You may be thinking that this movie isn’t Spanish at all, and you’d be right. But since the book was banned in the Soviet Union, many parts of the movie were filmed in Spain, as well as in Finland and Canada. The entire Moscow portion of the set was built just outside Madrid, and many other locations in and around Madrid were used. One scene was filmed in the Delicias train station, which is now the railway museum hosting the monthly Mercado de los Motores vintage flea market.
In this, the third thriller movie in the Bourne series, Matt Damon plays former CIA assassin and spy Jason Bourne. While searching for information regarding past operations, he himself becomes a target. The movie was filmed in a number of countries, but you’ll see a scene filmed in the busy Atocha train station right in the heart of Madrid.
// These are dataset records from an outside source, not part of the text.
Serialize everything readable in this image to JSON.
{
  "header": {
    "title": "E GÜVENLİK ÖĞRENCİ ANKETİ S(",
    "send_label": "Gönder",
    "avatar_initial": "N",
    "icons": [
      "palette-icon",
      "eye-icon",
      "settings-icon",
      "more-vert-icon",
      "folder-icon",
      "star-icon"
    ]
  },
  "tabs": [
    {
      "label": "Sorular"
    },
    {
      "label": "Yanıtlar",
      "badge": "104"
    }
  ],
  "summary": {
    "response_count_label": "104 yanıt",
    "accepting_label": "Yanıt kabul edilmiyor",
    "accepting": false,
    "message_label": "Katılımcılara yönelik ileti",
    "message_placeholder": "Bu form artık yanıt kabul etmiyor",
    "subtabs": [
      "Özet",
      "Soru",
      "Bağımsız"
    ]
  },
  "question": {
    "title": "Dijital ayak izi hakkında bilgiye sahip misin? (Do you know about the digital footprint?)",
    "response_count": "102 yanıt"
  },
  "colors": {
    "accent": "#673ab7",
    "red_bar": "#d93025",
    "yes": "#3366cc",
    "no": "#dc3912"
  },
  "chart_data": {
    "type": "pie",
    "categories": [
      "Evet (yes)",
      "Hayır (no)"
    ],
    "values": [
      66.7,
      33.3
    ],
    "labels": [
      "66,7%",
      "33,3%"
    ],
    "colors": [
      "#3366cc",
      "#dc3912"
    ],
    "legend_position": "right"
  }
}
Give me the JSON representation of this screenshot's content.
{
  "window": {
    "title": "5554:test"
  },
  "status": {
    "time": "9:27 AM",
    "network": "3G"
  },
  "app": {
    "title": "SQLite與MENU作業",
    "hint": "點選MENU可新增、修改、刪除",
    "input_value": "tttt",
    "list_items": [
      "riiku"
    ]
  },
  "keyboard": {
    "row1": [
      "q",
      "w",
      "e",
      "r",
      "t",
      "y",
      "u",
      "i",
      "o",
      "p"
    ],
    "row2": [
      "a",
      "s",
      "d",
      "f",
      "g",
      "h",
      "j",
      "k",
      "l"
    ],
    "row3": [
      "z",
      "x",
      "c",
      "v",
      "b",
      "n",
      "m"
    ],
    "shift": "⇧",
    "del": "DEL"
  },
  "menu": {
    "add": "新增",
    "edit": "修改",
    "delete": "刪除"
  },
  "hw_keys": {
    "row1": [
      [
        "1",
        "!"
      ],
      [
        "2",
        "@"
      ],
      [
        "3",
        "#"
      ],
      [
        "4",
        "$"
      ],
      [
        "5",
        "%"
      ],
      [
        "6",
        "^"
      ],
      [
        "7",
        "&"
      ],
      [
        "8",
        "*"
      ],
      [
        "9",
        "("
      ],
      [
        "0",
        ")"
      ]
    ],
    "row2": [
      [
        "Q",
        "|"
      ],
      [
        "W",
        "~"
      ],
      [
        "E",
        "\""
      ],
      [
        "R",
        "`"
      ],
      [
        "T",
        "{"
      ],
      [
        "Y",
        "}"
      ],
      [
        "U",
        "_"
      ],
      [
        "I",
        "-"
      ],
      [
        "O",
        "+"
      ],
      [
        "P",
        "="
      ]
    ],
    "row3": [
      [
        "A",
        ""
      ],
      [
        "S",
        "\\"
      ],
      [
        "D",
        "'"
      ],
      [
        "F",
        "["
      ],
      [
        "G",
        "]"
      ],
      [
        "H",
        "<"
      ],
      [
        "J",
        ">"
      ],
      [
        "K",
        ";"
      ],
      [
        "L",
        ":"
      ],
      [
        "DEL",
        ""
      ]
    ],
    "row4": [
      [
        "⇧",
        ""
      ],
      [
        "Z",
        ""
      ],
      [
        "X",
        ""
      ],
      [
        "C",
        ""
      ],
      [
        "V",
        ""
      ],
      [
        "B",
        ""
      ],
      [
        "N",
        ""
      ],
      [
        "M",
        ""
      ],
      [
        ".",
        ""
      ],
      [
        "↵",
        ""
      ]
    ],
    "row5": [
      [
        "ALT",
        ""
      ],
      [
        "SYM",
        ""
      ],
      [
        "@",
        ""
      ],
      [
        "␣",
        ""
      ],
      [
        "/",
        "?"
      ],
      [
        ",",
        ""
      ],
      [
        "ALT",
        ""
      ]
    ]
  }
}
While this movie wasn’t actually filmed in Madrid, it offers some interesting historical and cultural insights into Spain and is one of the most famous films in the history of Spanish cinema. Directed by Luis García Berlanga, the comedy is about a tiny Spanish town waiting excitedly for the arrival of some American diplomats in the 1950s. The movie talks to some typical stereotypes of Americans and Spanish people, and will prepare you for what you’ll find when you visit Madrid.
This 1987 film directed by Pedro Almodóvar stars a young Antonio Banderas. It’s about a love triangle between three men. Shot mainly in Madrid, the film is Almodóvar’s first work focused on homosexuality, and was a real game-changer for his career. Parts of the film were shot in Cádiz, so you’ll get to see some other parts of Spain, too.
This 2001 supernatural horror movie directed by Alejandro Amenabar stars Nicole Kidman. Though the story supposedly takes place after World War II in the British Crown Dependency of Jersey, the movie was actually filmed in Madrid and Cantabria. It was the first film in English to win a Spanish Goya award, and is about two children who suffer from extreme sensitivity to light and have to live in almost total darkness.